Boomers reluctant to let go of mutual-funds

Among investors with at least $100,000 in investable assets, only 27% of boomers held ETFs

Boomers reluctant to let go of mutual-funds

With the rise of passive management, ETFs have enjoyed tremendous growth around the world in recent years. However, the recent BlackRock 2018 ETF Pulse Survey revealed that its popularity has been uneven across generations.

Among investors with at least $100,000 in investable assets, only 27% of boomers aged 52 to 70 held ETFs, compared to 42% of millennials aged 21 to 35. Even the oldest generation, those who were at least 71 years old, outdid boomers with a 37% ETF adoption rate.

Several factors could be feeding this generation gap in adoption. “Part of my take on it is simply, they set their investments a long time ago, and now they're on autopilot,” Karen Schenone, ETF strategist at BlackRock iShares, said in a recent US News report.

Many boomers began dipping their toes into investing either through stock-picking or buying mutual funds.
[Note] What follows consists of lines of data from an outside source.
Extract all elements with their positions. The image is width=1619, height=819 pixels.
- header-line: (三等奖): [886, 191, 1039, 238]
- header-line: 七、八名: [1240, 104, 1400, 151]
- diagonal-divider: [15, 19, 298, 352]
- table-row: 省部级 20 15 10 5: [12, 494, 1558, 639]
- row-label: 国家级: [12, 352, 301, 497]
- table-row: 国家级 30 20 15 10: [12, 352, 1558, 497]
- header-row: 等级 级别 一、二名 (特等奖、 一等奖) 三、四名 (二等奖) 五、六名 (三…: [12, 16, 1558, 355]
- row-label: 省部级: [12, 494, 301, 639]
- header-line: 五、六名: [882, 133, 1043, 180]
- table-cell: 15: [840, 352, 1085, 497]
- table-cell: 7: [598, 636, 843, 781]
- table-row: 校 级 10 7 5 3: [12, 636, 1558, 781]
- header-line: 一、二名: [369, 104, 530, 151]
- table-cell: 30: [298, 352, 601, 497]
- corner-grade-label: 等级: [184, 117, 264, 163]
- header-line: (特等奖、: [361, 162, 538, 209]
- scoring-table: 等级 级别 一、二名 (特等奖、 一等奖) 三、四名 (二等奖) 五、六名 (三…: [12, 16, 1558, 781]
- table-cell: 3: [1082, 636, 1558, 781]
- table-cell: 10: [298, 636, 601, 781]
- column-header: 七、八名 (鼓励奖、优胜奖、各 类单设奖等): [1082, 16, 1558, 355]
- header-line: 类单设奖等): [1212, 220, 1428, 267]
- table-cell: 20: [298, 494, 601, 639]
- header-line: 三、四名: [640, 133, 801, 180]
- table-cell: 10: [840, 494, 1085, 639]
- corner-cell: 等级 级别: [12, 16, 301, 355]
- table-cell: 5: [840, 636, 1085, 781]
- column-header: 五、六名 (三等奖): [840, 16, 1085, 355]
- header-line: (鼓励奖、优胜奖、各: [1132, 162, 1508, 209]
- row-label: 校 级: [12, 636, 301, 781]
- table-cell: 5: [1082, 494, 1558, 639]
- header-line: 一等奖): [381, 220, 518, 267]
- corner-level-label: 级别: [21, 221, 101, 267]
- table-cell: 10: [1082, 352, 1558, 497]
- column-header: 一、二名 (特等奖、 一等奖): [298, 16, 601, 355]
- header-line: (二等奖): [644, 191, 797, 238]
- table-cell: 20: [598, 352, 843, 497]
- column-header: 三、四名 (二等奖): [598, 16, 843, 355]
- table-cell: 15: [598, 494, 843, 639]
According to Andrew Damcevski, a certified financial planner and co-founder of Cincinnati-based RhineVest, their graduation from high school or college, and subsequent entry into the work force, coincided with the rise in popularity of mutual-fund companies like Vanguard. “A lot of them gravitated toward mutual funds early on and stayed that course until now,” he said.
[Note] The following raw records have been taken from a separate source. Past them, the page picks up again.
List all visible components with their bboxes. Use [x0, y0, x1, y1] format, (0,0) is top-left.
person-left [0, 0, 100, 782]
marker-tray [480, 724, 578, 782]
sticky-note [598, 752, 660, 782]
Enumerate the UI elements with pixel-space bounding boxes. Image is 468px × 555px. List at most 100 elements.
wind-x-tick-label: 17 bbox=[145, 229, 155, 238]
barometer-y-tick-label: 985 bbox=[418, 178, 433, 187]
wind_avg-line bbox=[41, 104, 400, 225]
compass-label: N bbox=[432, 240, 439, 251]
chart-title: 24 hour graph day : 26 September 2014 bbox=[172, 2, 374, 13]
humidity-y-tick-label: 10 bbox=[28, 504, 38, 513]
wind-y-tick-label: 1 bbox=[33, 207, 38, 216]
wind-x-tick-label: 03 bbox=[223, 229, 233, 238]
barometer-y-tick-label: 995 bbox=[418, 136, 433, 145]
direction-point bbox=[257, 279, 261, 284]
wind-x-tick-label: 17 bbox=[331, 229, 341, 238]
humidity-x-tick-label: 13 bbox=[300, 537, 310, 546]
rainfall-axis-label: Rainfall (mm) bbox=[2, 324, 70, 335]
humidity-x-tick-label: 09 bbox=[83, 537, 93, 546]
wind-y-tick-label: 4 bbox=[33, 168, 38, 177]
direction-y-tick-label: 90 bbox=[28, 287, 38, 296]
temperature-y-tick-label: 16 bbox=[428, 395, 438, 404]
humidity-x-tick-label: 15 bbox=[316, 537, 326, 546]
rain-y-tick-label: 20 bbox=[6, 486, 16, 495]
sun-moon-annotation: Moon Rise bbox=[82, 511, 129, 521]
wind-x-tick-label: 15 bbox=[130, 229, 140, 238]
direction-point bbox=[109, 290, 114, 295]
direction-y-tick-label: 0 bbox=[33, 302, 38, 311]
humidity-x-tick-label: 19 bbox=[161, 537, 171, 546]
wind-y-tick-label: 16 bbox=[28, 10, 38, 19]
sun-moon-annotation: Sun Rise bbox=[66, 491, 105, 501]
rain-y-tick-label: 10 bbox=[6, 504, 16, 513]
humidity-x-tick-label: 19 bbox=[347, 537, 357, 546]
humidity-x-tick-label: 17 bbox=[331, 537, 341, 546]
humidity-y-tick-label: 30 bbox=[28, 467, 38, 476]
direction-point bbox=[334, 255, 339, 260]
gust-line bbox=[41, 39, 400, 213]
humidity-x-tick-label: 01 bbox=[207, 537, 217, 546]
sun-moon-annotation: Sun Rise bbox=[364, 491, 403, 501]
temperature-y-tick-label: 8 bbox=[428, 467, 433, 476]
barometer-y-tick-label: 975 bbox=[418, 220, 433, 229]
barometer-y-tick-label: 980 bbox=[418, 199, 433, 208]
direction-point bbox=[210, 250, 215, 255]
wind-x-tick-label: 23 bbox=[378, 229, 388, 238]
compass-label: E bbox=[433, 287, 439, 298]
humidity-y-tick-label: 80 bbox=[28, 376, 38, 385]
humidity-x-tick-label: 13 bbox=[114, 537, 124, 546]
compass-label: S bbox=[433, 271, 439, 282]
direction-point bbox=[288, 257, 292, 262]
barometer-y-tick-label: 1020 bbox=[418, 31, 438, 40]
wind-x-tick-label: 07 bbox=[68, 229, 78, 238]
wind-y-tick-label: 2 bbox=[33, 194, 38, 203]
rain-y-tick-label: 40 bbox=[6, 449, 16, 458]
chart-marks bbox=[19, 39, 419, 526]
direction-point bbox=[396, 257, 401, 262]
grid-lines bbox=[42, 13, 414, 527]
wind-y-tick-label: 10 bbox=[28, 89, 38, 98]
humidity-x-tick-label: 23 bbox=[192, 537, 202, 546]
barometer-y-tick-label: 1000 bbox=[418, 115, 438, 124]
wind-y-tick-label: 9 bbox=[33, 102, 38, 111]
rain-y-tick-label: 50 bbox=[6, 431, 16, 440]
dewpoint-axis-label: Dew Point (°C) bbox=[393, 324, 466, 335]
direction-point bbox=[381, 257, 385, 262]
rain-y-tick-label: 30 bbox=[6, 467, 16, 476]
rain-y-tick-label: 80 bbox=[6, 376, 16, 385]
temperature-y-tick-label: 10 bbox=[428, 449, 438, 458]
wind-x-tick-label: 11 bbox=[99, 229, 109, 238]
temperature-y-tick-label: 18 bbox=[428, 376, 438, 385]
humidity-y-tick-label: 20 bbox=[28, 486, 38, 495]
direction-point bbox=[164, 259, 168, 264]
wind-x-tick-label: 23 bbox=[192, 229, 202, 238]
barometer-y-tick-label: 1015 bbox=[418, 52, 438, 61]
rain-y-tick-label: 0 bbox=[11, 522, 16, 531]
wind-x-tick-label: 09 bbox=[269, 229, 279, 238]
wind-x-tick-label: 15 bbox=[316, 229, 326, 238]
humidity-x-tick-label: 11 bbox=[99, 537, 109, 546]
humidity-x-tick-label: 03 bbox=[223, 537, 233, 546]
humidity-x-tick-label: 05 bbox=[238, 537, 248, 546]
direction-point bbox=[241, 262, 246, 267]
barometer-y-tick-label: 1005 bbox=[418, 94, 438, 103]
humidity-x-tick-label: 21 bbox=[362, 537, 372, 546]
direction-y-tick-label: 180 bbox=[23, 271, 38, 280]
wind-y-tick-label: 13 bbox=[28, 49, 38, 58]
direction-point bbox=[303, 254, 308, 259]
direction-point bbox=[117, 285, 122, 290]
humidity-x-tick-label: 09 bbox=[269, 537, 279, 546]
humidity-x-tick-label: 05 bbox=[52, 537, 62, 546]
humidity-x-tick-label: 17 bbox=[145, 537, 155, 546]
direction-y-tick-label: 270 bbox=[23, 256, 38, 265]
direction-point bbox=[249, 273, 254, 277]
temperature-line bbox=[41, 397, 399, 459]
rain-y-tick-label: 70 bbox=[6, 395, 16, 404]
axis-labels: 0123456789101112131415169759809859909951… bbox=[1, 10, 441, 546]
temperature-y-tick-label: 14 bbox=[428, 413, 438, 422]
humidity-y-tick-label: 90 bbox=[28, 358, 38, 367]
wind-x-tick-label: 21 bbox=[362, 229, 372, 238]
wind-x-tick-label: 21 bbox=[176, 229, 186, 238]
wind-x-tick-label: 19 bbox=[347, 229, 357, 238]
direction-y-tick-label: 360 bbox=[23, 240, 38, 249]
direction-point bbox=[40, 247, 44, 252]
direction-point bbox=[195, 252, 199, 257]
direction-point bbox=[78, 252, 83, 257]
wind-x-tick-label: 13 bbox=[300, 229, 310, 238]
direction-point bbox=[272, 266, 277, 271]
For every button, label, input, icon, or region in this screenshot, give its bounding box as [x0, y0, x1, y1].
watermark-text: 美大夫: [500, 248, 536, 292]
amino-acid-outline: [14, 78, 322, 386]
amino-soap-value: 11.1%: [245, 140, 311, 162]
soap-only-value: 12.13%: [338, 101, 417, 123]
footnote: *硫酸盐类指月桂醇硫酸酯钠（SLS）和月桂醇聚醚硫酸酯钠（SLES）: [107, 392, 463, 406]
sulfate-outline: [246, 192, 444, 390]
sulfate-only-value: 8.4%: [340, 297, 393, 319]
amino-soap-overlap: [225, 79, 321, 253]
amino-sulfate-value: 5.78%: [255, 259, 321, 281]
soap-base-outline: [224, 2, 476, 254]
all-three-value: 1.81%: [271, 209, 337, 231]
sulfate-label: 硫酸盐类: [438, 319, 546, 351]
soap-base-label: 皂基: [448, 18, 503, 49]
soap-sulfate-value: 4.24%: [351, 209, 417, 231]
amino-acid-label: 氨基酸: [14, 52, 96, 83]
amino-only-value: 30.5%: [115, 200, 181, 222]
The hesitation to let go of their mutual-fund holdings may go beyond nostalgia. Noah Schwartz, a certified financial planner and owner of Blueprint Financial Strategies in Connecticut, noted that investors may be afraid of capital-gains taxes that would be triggered when they cash out their mutual-fund holdings.
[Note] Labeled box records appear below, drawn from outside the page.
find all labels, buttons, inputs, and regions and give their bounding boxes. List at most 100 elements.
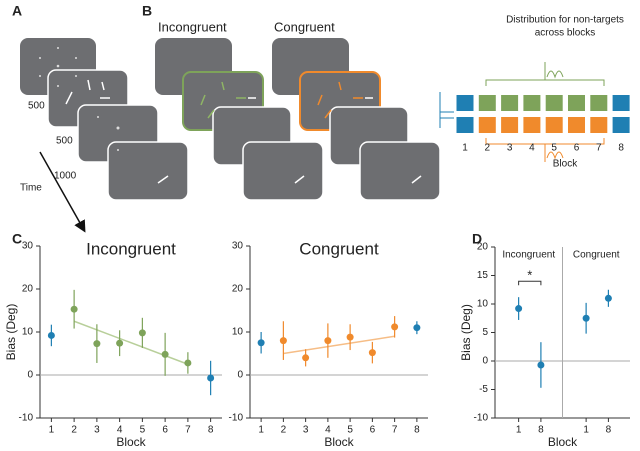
- x-axis-label: Block: [324, 435, 354, 449]
- x-tick-label: 5: [140, 425, 146, 436]
- x-tick-label: 3: [303, 425, 309, 436]
- duration-label: 1000: [54, 171, 77, 182]
- chart-title: Incongruent: [86, 239, 176, 258]
- condition-screens: [155, 38, 441, 201]
- y-tick-label: 20: [22, 284, 34, 295]
- data-point: [257, 339, 265, 347]
- distribution-title: Distribution for non-targets: [506, 15, 624, 26]
- block-label: 6: [574, 143, 580, 154]
- group-label: Congruent: [573, 250, 620, 261]
- group-label: Incongruent: [502, 250, 555, 261]
- panel-label: D: [472, 231, 482, 247]
- x-tick-label: 7: [185, 425, 191, 436]
- block-square: [478, 117, 496, 133]
- x-tick-label: 6: [370, 425, 376, 436]
- data-point: [161, 350, 169, 358]
- time-label: Time: [20, 183, 42, 194]
- block-square: [501, 117, 519, 133]
- x-tick-label: 8: [538, 425, 544, 436]
- timeline-screens: [20, 38, 189, 201]
- y-tick-label: -10: [474, 413, 489, 424]
- y-axis-label: Bias (Deg): [4, 304, 18, 361]
- data-point: [515, 305, 523, 313]
- y-axis-label: Bias (Deg): [459, 304, 473, 361]
- data-point: [93, 340, 101, 348]
- x-tick-label: 2: [71, 425, 77, 436]
- data-point: [537, 361, 545, 369]
- x-tick-label: 8: [606, 425, 612, 436]
- block-square: [568, 117, 585, 133]
- block-square: [545, 95, 563, 111]
- x-tick-label: 7: [392, 425, 398, 436]
- block-square: [568, 95, 585, 111]
- distribution-axis-label: Block: [553, 159, 578, 170]
- data-point: [184, 359, 192, 367]
- block-square: [501, 95, 519, 111]
- block-square: [478, 95, 496, 111]
- duration-label: 500: [56, 136, 73, 147]
- x-tick-label: 1: [516, 425, 522, 436]
- data-point: [116, 339, 124, 347]
- data-point: [346, 333, 354, 341]
- x-tick-label: 3: [94, 425, 100, 436]
- y-tick-label: -5: [479, 384, 488, 395]
- block-square: [590, 117, 608, 133]
- block-label: 7: [596, 143, 602, 154]
- panel-label: B: [142, 3, 152, 19]
- x-tick-label: 1: [258, 425, 264, 436]
- trend-line: [73, 320, 189, 365]
- x-tick-label: 2: [281, 425, 287, 436]
- y-tick-label: 10: [22, 327, 34, 338]
- distribution-title: across blocks: [535, 28, 596, 39]
- x-tick-label: 1: [583, 425, 589, 436]
- data-point: [138, 329, 146, 337]
- y-tick-label: 0: [482, 356, 488, 367]
- x-tick-label: 8: [414, 425, 420, 436]
- data-point: [391, 323, 399, 331]
- y-tick-label: 0: [237, 370, 243, 381]
- data-point: [70, 305, 78, 313]
- data-point: [207, 374, 215, 382]
- block-label: 1: [462, 143, 468, 154]
- x-axis-label: Block: [548, 435, 578, 449]
- block-square: [523, 117, 541, 133]
- x-tick-label: 1: [49, 425, 55, 436]
- y-tick-label: 30: [232, 241, 244, 252]
- distribution-diagram: [439, 62, 605, 162]
- data-point: [47, 331, 55, 339]
- data-point: [368, 349, 376, 357]
- duration-label: 500: [28, 101, 45, 112]
- data-point: [279, 337, 287, 345]
- data-point: [302, 354, 310, 362]
- condition-label: Incongruent: [158, 19, 227, 34]
- y-tick-label: 20: [477, 242, 489, 253]
- block-square: [590, 95, 608, 111]
- y-tick-label: 5: [482, 327, 488, 338]
- block-square: [456, 117, 474, 133]
- data-point: [413, 324, 421, 332]
- x-axis-label: Block: [116, 435, 146, 449]
- block-label: 2: [485, 143, 491, 154]
- y-tick-label: -10: [229, 413, 244, 424]
- data-point: [604, 294, 612, 302]
- block-square: [545, 117, 563, 133]
- x-tick-label: 4: [325, 425, 331, 436]
- block-square: [456, 95, 474, 111]
- condition-label: Congruent: [274, 19, 335, 34]
- block-label: 3: [507, 143, 513, 154]
- data-point: [324, 337, 332, 345]
- significance-label: *: [527, 268, 532, 283]
- x-tick-label: 8: [208, 425, 214, 436]
- y-tick-label: 0: [27, 370, 33, 381]
- y-tick-label: 20: [232, 284, 244, 295]
- y-tick-label: 10: [232, 327, 244, 338]
- block-square: [612, 117, 630, 133]
- y-tick-label: 30: [22, 241, 34, 252]
- y-tick-label: -10: [19, 413, 34, 424]
- time-arrow: [39, 151, 86, 233]
- x-tick-label: 4: [117, 425, 123, 436]
- y-tick-label: 10: [477, 299, 489, 310]
- y-tick-label: 15: [477, 270, 489, 281]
“If the funds are held in a taxable brokerage account, then the tax implications of switching to ETFs may be prohibitive," Schwartz told US News. Damcevski pointed out, though, that moving to lower-cost, tax-efficient ETF strategies could make the tax hit worthwhile over the long term. Selling one’s mutual funds in batches rather than all at once could also make it more bearable.

Another possibility, according to Schenone, is that investors nearing retirement tend to lean toward bonds, which they don’t realize are accessible through ETFs. This squares with another finding in the BlackRock survey: only 33% of investors were aware that ETFs can be used for investing in bonds.

“A lot of boomers are focusing on capital preservation, rather than growth – so we tend to see people move their asset allocations greater to fixed income,” Schenone said.